Hunt on for headhunters

By Barkha Shah in Hyderabad
September 05, 2005 09:32 IST

The latest victims of staff poaching are none other than the country's top recruitment firms. The Rs 700-crore (Rs 7 billion) organised recruitment industry in India suffers from attrition rates that are as high as 65 per cent.

Even the information technology-enabled services (ITeS) sector, infamous for very high employee turnover, has an average attrition rate of not more than 50 per cent.

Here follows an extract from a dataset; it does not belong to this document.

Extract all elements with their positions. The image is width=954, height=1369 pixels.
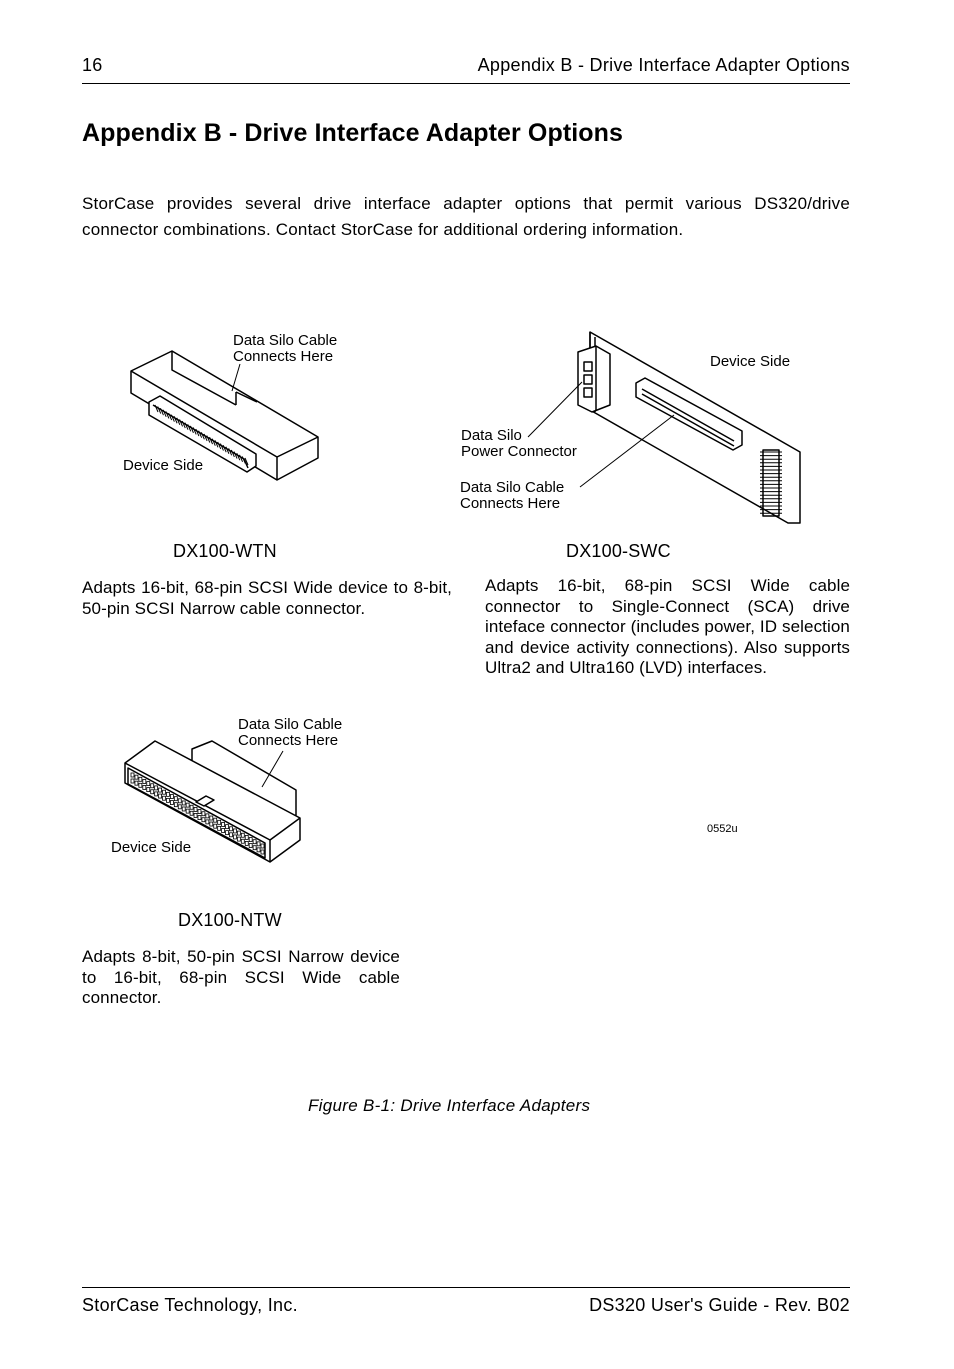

"The attrition rates in this industry have grown significantly as compared with the last year. Many of those who join the recruitment industry leave to join the corporate sector. We, however, do not discourage that as they turn to be our own ambassadors," said K Pandia Rajan, managing director of Chennai-based Ma Foi Management Consultants Ltd.

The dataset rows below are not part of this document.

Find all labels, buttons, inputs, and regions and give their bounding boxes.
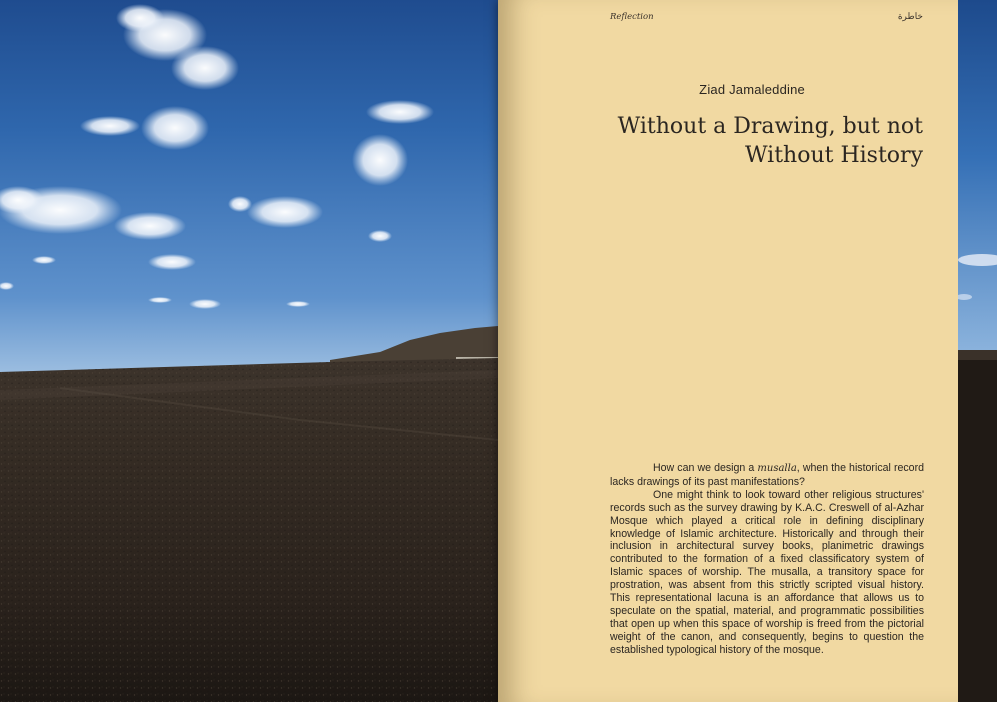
article-page: [498, 0, 958, 702]
musalla-term: musalla: [757, 463, 797, 474]
sky: [0, 0, 498, 372]
paragraph-1: [610, 462, 924, 489]
article-title: [610, 112, 923, 170]
landscape-photo: [0, 0, 498, 702]
sky-strip: [958, 0, 997, 702]
paragraph-1-end: , when the historical record lacks drawings of its past manifestations?: [610, 462, 924, 488]
section-label: Reflection: [610, 12, 654, 22]
photo-continuation: [958, 0, 997, 702]
article-body: [610, 462, 924, 657]
title-line-2: Without History: [744, 143, 923, 168]
title-line-1: Without a Drawing, but not: [617, 114, 923, 139]
author-name: Ziad Jamaleddine: [699, 82, 805, 97]
paragraph-1-start: How can we design a: [653, 462, 758, 474]
desert-sky-photo: [0, 0, 498, 702]
section-label-arabic: خاطرة: [897, 12, 923, 22]
paragraph-2: One might think to look toward other religious structures' records such as the survey drawing by K.A.C. Creswell of al-Azhar Mosque which played a critical role in defining disciplinary knowledge of Islamic architecture. Historically and through their inclusion in architectural survey books, planimetric drawings contributed to the formation of a fixed classificatory system of Islamic spaces of worship. The musalla, a transitory space for prostration, was absent from this strictly scripted visual history. This representational lacuna is an affordance that allows us to speculate on the spatial, material, and programmatic possibilities that open up when this space of worship is freed from the pictorial weight of the canon, and consequently, begins to question the established typological history of the mosque.: [610, 488, 924, 656]
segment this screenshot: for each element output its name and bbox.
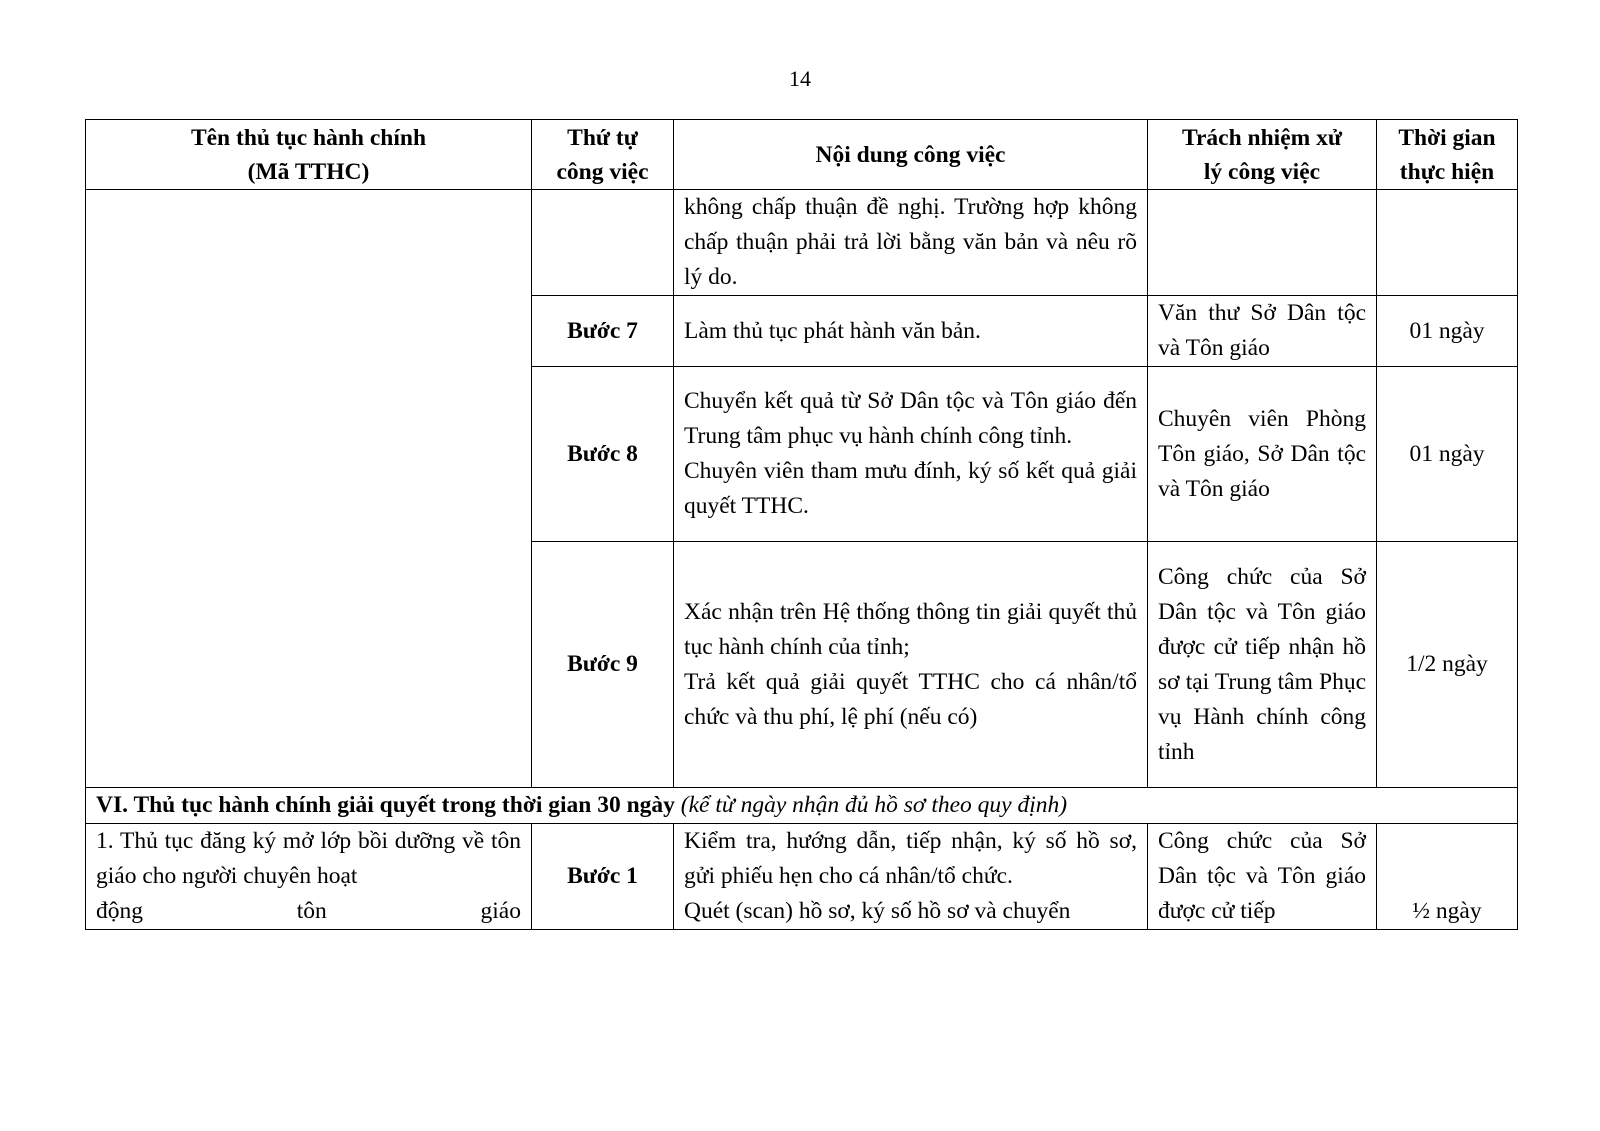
responsibility-cell: Công chức của Sở Dân tộc và Tôn giáo được cử tiếp nhận hồ sơ tại Trung tâm Phục vụ Hành chính công tỉnh <box>1148 542 1377 788</box>
responsibility-cell: Văn thư Sở Dân tộc và Tôn giáo <box>1148 296 1377 367</box>
section-row <box>86 788 1518 824</box>
table-row <box>86 824 1518 930</box>
time-cell: 1/2 ngày <box>1377 542 1518 788</box>
header-responsibility: Trách nhiệm xử lý công việc <box>1148 120 1377 190</box>
header-time: Thời gian thực hiện <box>1377 120 1518 190</box>
procedure-name-cell <box>86 824 532 930</box>
time-cell-empty <box>1377 190 1518 296</box>
responsibility-cell: Công chức của Sở Dân tộc và Tôn giáo được cử tiếp <box>1148 824 1377 930</box>
procedure-table <box>85 119 1518 930</box>
procedure-name: 1. Thủ tục đăng ký mở lớp bồi dưỡng về tôn giáo cho người chuyên hoạt <box>96 828 521 889</box>
content-cell: không chấp thuận đề nghị. Trường hợp không chấp thuận phải trả lời bằng văn bản và nêu rõ lý do. <box>674 190 1148 296</box>
time-cell: 01 ngày <box>1377 367 1518 542</box>
step-label: Bước 8 <box>532 367 674 542</box>
header-row <box>86 120 1518 190</box>
header-order: Thứ tự công việc <box>532 120 674 190</box>
responsibility-cell: Chuyên viên Phòng Tôn giáo, Sở Dân tộc và Tôn giáo <box>1148 367 1377 542</box>
content-cell: Làm thủ tục phát hành văn bản. <box>674 296 1148 367</box>
header-procedure-name: Tên thủ tục hành chính (Mã TTHC) <box>86 120 532 190</box>
procedure-name-cell-empty <box>86 190 532 788</box>
content-cell: Xác nhận trên Hệ thống thông tin giải quyết thủ tục hành chính của tỉnh; Trả kết quả giải quyết TTHC cho cá nhân/tổ chức và thu phí, lệ phí (nếu có) <box>674 542 1148 788</box>
content-cell: Kiểm tra, hướng dẫn, tiếp nhận, ký số hồ sơ, gửi phiếu hẹn cho cá nhân/tổ chức. Quét (scan) hồ sơ, ký số hồ sơ và chuyển <box>674 824 1148 930</box>
section-note: (kể từ ngày nhận đủ hồ sơ theo quy định) <box>680 792 1068 818</box>
step-cell-empty <box>532 190 674 296</box>
step-label: Bước 7 <box>532 296 674 367</box>
responsibility-cell-empty <box>1148 190 1377 296</box>
page-number: 14 <box>789 66 811 91</box>
header-content: Nội dung công việc <box>674 120 1148 190</box>
time-cell: ½ ngày <box>1377 824 1518 930</box>
procedure-name-last-line: động tôn giáo <box>96 898 521 924</box>
step-label: Bước 1 <box>532 824 674 930</box>
content-cell: Chuyển kết quả từ Sở Dân tộc và Tôn giáo đến Trung tâm phục vụ hành chính công tỉnh. Chuyên viên tham mưu đính, ký số kết quả giải quyết TTHC. <box>674 367 1148 542</box>
section-title: VI. Thủ tục hành chính giải quyết trong thời gian 30 ngày <box>96 792 675 818</box>
time-cell: 01 ngày <box>1377 296 1518 367</box>
step-label: Bước 9 <box>532 542 674 788</box>
table-row <box>86 190 1518 296</box>
section-heading <box>86 788 1518 824</box>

In other words, recruitment firms are not the ones that are raiding each other. According to executives in recruitment firms, it is IT and ITeS companies that are poaching staff from recruitment firms to run their in-house human resources departments.

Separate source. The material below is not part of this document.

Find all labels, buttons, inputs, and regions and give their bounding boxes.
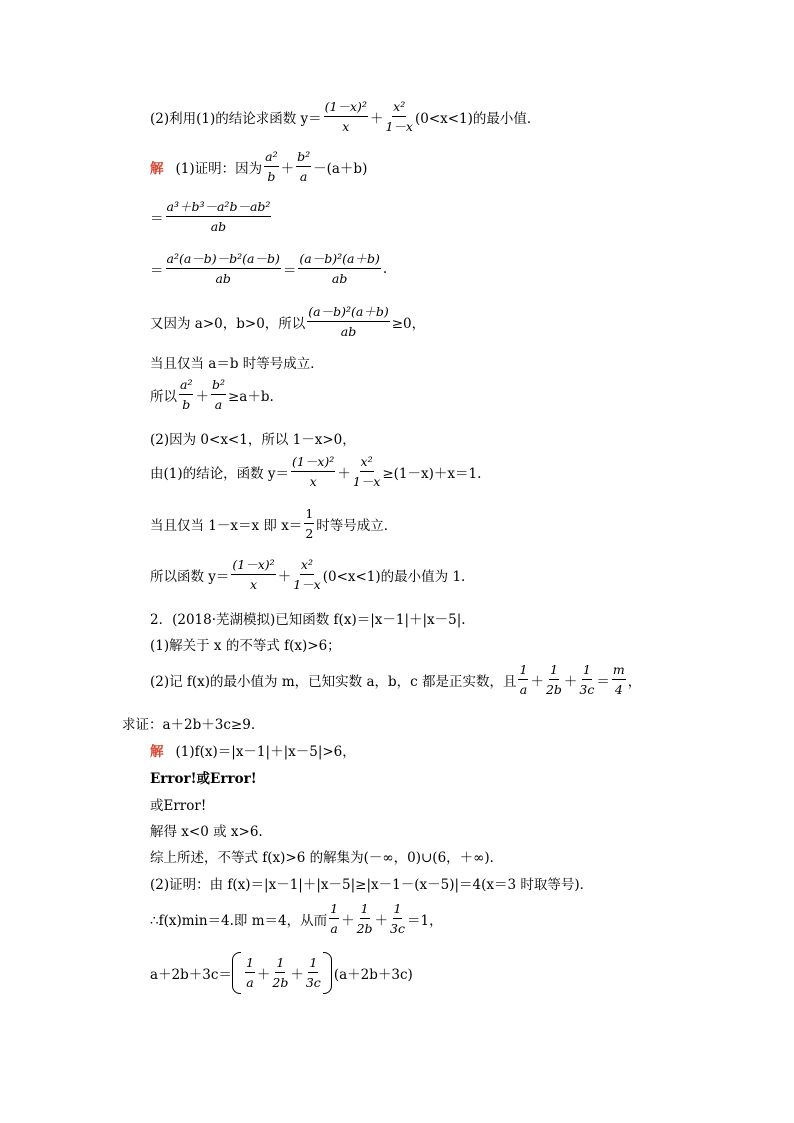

"One of the reasons for this could be that we cannot pay them on a par with the multinationals in the ITeS sector," said T Sreedhar, managing director of Hyderabad-based TMI Network.

He added that the recruitment industry was witnessing an exodus of staff because it was not yet considered to be a part of the "corporate sector".

"We ourselves are corporate entities but the reason given by most of people for leaving the recruitment industry is that they want to be a part of the corporate world," added Nirupama VG, associate director of Bangalore-based TeamLease Services Pvt Ltd.

She said, with no qualifications per se required to become a recruitment consultant, the industry was being plagued with many "sexually transmitted CEOs". By saying this, she meant those CEOs who were taking over businesses from their parents, without having any talent or experience in the sector. "But things are changing now," she added.

The Executive Recruiters Association, which represents selection and staffing organisations, is working out ways to help the industry get its due recognition.

"We are in discussions with a few colleges in various cities to introduce recruitment as an external subject. At present, HR is considered to be synonymous with recruitment though the former involves managing employees after they have been recruited," said Parvathy Krishnan, CEO of Cucumber Consultants and convenor of ERA Hyderabad Chapter.

The association is also looking at introducing certified courses in recruitment within the next six months. "We do not want people to join our industry on a stop-gap basis. It has to be a matter of choice," Krishnan added.